Baz'art  : Des films, des livres...
10 novembre 2016

Au fait, il est comment le dernier Dolan??

  Juste-la-fin-du-monde-Xavier-Dolan-fait-sa-mueLe film faisait partie de mes 10 films les plus attendus de l'année, et j'ai assez dit depuis plusieurs années tout le bien que je pensais de Xavier Dolan pour ne pas considérer son dernier film comme un vrai evénement..

Pourtant , alors que j'ai vu le film dès sa sortie le 21 septembre, j'ai mis pas mal de temps à vous parler de "Juste la fin du monde", le nouveau long de Xavier Dolan, deux ans apres le carton plein de son dernier long métrage, Mommy que je considère comme un chef d'oeuvre ultime.

En même temps, il y a une certaine cohérence de chroniquer  ce Grand Prix du Jury trois jours seulement après avoir chroniqué la dernière Palme d'Or, le numéro et un deux du dernier Festival de Cannes étant, qu'on le veuille ou non, parmi les plus grands évenements de cette rentrée cinématographique 2016..

Sauf que si le Loach tient parfaitement sa place,  contrairement à ce que certains grincheux aient pu dire, le dernier Dolan est quand même pas loin du pétard mouillé.

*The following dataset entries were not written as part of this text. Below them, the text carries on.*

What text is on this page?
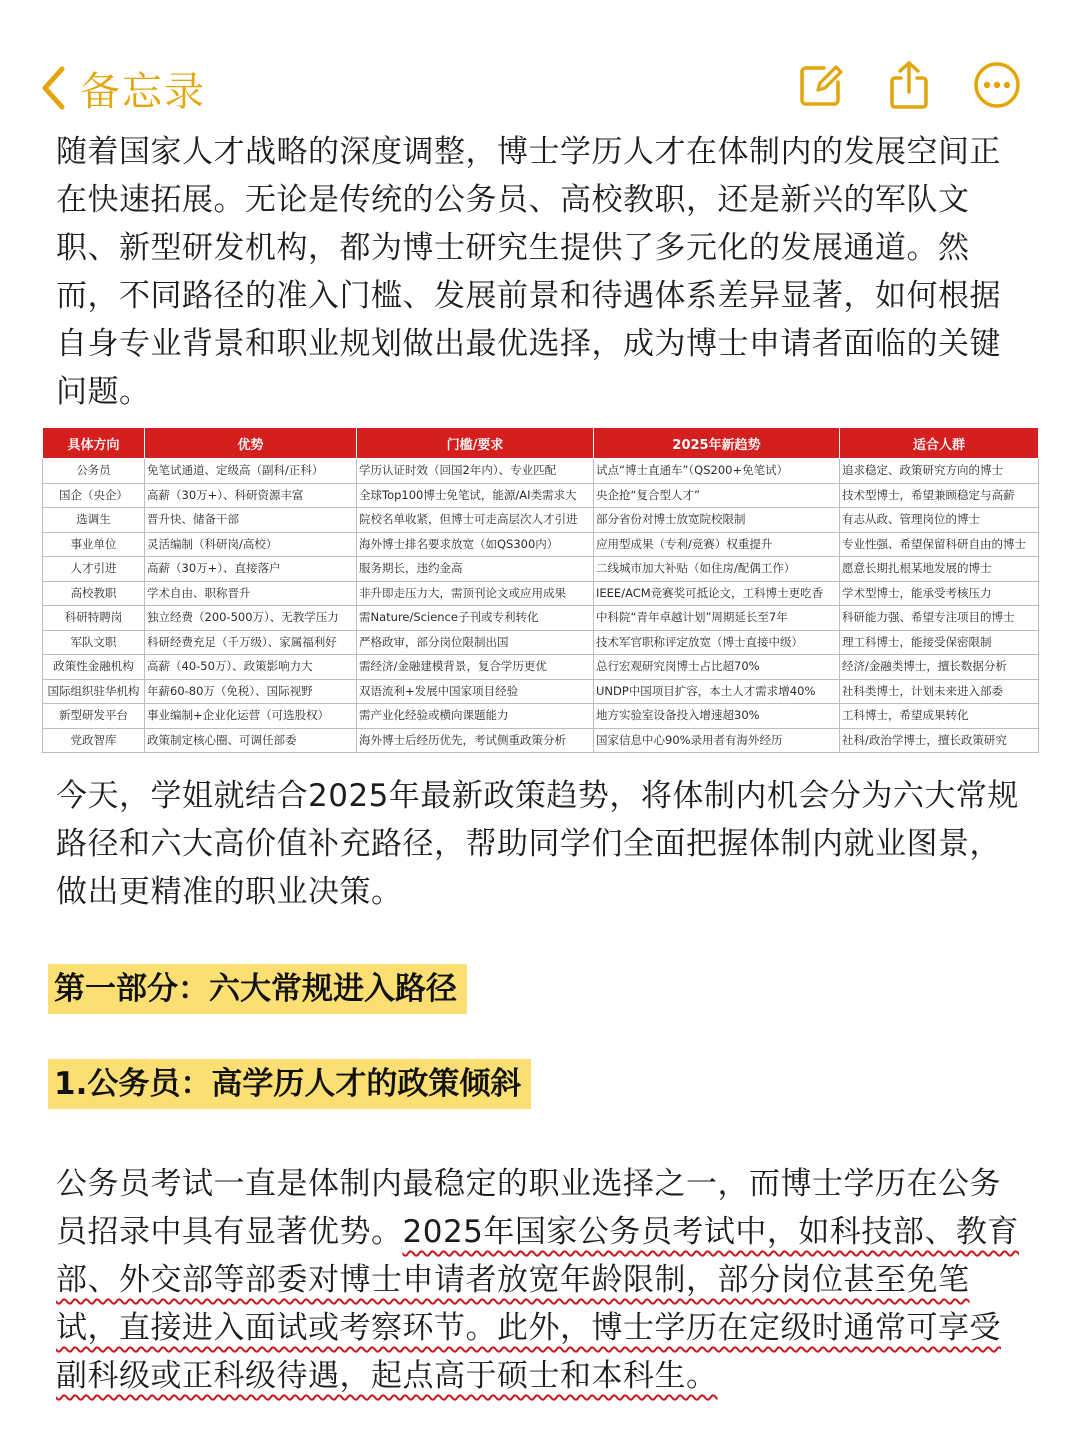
备忘录

随着国家人才战略的深度调整，博士学历人才在体制内的发展空间正在快速拓展。无论是传统的公务员、高校教职，还是新兴的军队文职、新型研发机构，都为博士研究生提供了多元化的发展通道。然而，不同路径的准入门槛、发展前景和待遇体系差异显著，如何根据自身专业背景和职业规划做出最优选择，成为博士申请者面临的关键问题。

具体方向	优势	门槛/要求	2025年新趋势	适合人群
公务员	免笔试通道、定级高（副科/正科）	学历认证时效（回国2年内）、专业匹配	试点“博士直通车”（QS200+免笔试）	追求稳定、政策研究方向的博士
国企（央企）	高薪（30万+）、科研资源丰富	全球Top100博士免笔试，能源/AI类需求大	央企抢“复合型人才”	技术型博士，希望兼顾稳定与高薪
选调生	晋升快、储备干部	院校名单收紧，但博士可走高层次人才引进	部分省份对博士放宽院校限制	有志从政、管理岗位的博士
事业单位	灵活编制（科研岗/高校）	海外博士排名要求放宽（如QS300内）	应用型成果（专利/竞赛）权重提升	专业性强、希望保留科研自由的博士
人才引进	高薪（30万+）、直接落户	服务期长，违约金高	二线城市加大补贴（如住房/配偶工作）	愿意长期扎根某地发展的博士
高校教职	学术自由、职称晋升	非升即走压力大，需顶刊论文或应用成果	IEEE/ACM竞赛奖可抵论文，工科博士更吃香	学术型博士，能承受考核压力
科研特聘岗	独立经费（200-500万）、无教学压力	需Nature/Science子刊或专利转化	中科院“青年卓越计划”周期延长至7年	科研能力强、希望专注项目的博士
军队文职	科研经费充足（千万级）、家属福利好	严格政审，部分岗位限制出国	技术军官职称评定放宽（博士直接中级）	理工科博士，能接受保密限制
政策性金融机构	高薪（40-50万）、政策影响力大	需经济/金融建模背景，复合学历更优	总行宏观研究岗博士占比超70%	经济/金融类博士，擅长数据分析
国际组织驻华机构	年薪60-80万（免税）、国际视野	双语流利+发展中国家项目经验	UNDP中国项目扩容，本土人才需求增40%	社科类博士，计划未来进入部委
新型研发平台	事业编制+企业化运营（可选股权）	需产业化经验或横向课题能力	地方实验室设备投入增速超30%	工科博士，希望成果转化
党政智库	政策制定核心圈、可调任部委	海外博士后经历优先，考试侧重政策分析	国家信息中心90%录用者有海外经历	社科/政治学博士，擅长政策研究

今天，学姐就结合2025年最新政策趋势，将体制内机会分为六大常规路径和六大高价值补充路径，帮助同学们全面把握体制内就业图景，做出更精准的职业决策。

第一部分：六大常规进入路径
1.公务员：高学历人才的政策倾斜

公务员考试一直是体制内最稳定的职业选择之一，而博士学历在公务员招录中具有显著优势。2025年国家公务员考试中，如科技部、教育部、外交部等部委对博士申请者放宽年龄限制，部分岗位甚至免笔试，直接进入面试或考察环节。此外，博士学历在定级时通常可享受副科级或正科级待遇，起点高于硕士和本科生。
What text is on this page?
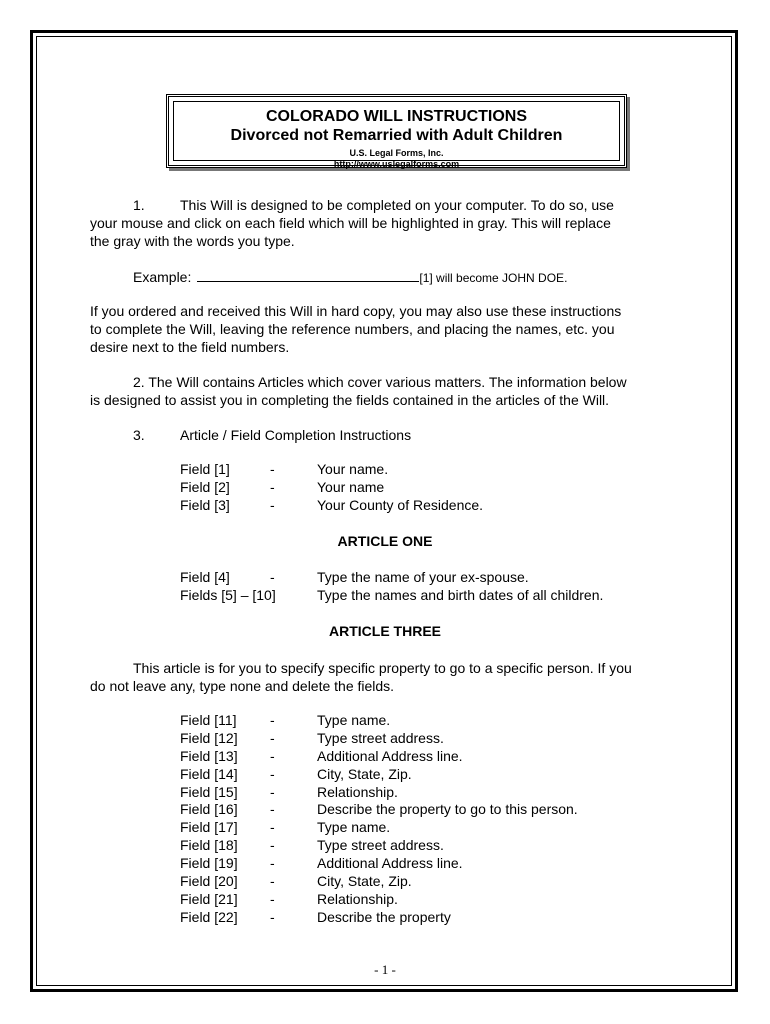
COLORADO WILL INSTRUCTIONS
Divorced not Remarried with Adult Children
U.S. Legal Forms, Inc.
http://www.uslegalforms.com
1.	This Will is designed to be completed on your computer. To do so, use
your mouse and click on each field which will be highlighted in gray. This will replace
the gray with the words you type.
Example:	[1] will become JOHN DOE.
If you ordered and received this Will in hard copy, you may also use these instructions
to complete the Will, leaving the reference numbers, and placing the names, etc. you
desire next to the field numbers.
2. The Will contains Articles which cover various matters. The information below
is designed to assist you in completing the fields contained in the articles of the Will.
3.	Article / Field Completion Instructions
Field [1]	-	Your name.
Field [2]	-	Your name
Field [3]	-	Your County of Residence.
ARTICLE ONE
Field [4]	-	Type the name of your ex-spouse.
Fields [5] – [10]	Type the names and birth dates of all children.
ARTICLE THREE
This article is for you to specify specific property to go to a specific person. If you
do not leave any, type none and delete the fields.
Field [11]	-	Type name.
Field [12]	-	Type street address.
Field [13]	-	Additional Address line.
Field [14]	-	City, State, Zip.
Field [15]	-	Relationship.
Field [16]	-	Describe the property to go to this person.
Field [17]	-	Type name.
Field [18]	-	Type street address.
Field [19]	-	Additional Address line.
Field [20]	-	City, State, Zip.
Field [21]	-	Relationship.
Field [22]	-	Describe the property
- 1 -
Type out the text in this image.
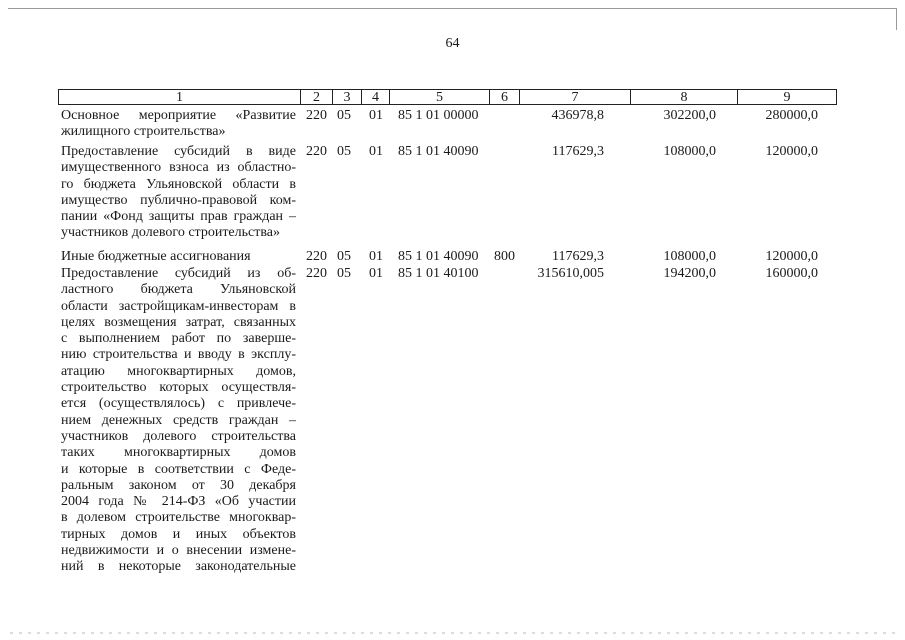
64
1	2	3	4	5	6	7	8	9
Основное мероприятие «Развитие
жилищного строительства»
220 05 01 85 1 01 00000	436978,8	302200,0	280000,0
Предоставление субсидий в виде
имущественного взноса из областно-
го бюджета Ульяновской области в
имущество публично-правовой ком-
пании «Фонд защиты прав граждан –
участников долевого строительства»
220 05 01 85 1 01 40090	117629,3	108000,0	120000,0
Иные бюджетные ассигнования	220 05 01 85 1 01 40090 800	117629,3	108000,0	120000,0
Предоставление субсидий из об-
ластного бюджета Ульяновской
области застройщикам-инвесторам в
целях возмещения затрат, связанных
с выполнением работ по заверше-
нию строительства и вводу в эксплу-
атацию многоквартирных домов,
строительство которых осуществля-
ется (осуществлялось) с привлече-
нием денежных средств граждан –
участников долевого строительства
таких многоквартирных домов
и которые в соответствии с Феде-
ральным законом от 30 декабря
2004 года № 214-ФЗ «Об участии
в долевом строительстве многоквар-
тирных домов и иных объектов
недвижимости и о внесении измене-
ний в некоторые законодательные
220 05 01 85 1 01 40100	315610,005	194200,0	160000,0
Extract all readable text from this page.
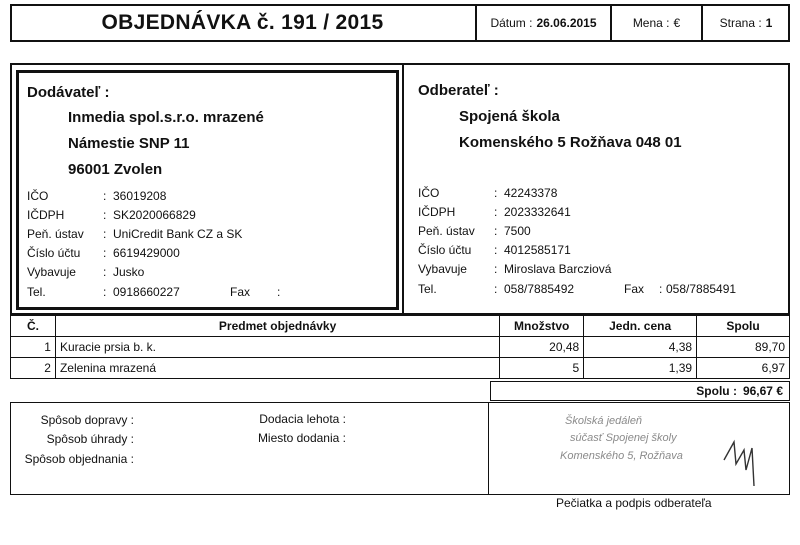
OBJEDNÁVKA č. 191 / 2015	Dátum : 26.06.2015	Mena : €	Strana : 1
Dodávateľ :
Inmedia spol.s.r.o. mrazené
Námestie SNP 11
96001 Zvolen
IČO	: 36019208
IČDPH	: SK2020066829
Peň. ústav : UniCredit Bank CZ a SK
Číslo účtu : 6619429000
Vybavuje : Jusko
Tel.	: 0918660227	Fax :
Odberateľ :
Spojená škola
Komenského 5 Rožňava 048 01
IČO	: 42243378
IČDPH	: 2023332641
Peň. ústav : 7500
Číslo účtu : 4012585171
Vybavuje : Miroslava Barcziová
Tel.	: 058/7885492	Fax : 058/7885491
Č.	Predmet objednávky	Množstvo	Jedn. cena	Spolu
1	Kuracie prsia b. k.	20,48	4,38	89,70
2	Zelenina mrazená	5	1,39	6,97
Spolu : 96,67 €
Spôsob dopravy :
Spôsob úhrady :
Spôsob objednania :
Dodacia lehota :
Miesto dodania :
Školská jedáleň
súčasť Spojenej školy
Komenského 5, Rožňava
Pečiatka a podpis odberateľa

En effet,  même ceux qui attendaient le dernier film du prodige québécois avec grande impatience en sont restés pour leurs frais, devant cette adaptation théâtrale qui malgré des qualités visuelles indubitables - le prodige québécois n'a pas perdu la main loin s'en faut- a beaucoup de mal à émouvoir et bouleverser comme l'avait fait Mommy et Lawrence Anyways avant lui .

"Juste la fin du monde" est, on le sait, adaptée de la pièce de théâtre du même nom de Jean-Luc Lagarce : après douze ans d'absence, un écrivain retourne dans son village natal pour annoncer à sa famille sa mort prochaine. Ce sont les retrouvailles avec le cercle familial où l'on se dit l'amour que l'on se porte à travers les éternelles querelles, et où l'on dit malgré nous les rancœurs qui parlent au nom du doute et de la solitude.

juste

Le choix de la pièce revet une vraie cohérence dans l'oeuvre de Dolan,  on y retrouve  en effet des thèmes dominants dans sa filmographie, notamment le rapport du fils à sa mère et l'absence d'un père quasiment jamais cité. Par ailleurs, des liens évidents relient cette œuvre à son sous estimé Tom à la ferme :  un même postulat de l'élément extérieur dans un milieu hostile, un même tabou autour de l'homosexualité en milieu rural,  une même violence contenue,  et encore une même opposition entre l'intellectuel et le prolétaire...

Le film  soulève par ailleurs pas mal de questions passionnantes déjà présentes dans la pièce d'origine : pourquoi des membres d'une même famille peuvent éprouver  autant de  rancoeur simplement parce qu'un membre d'une famille part faire sa vie ailleurs? Et aussi quelles sont les raisons  profondent qui poussent celui qui est considéré par tous comme un  fils prodigue à partir? Beaucoup d'énigmes que, malheureusement le film- et la pièce-,  se garderont  bien d'élucider, à cause d'une propension aux monologues et à une hystérisation galopante qui peut frustrer le spectateur....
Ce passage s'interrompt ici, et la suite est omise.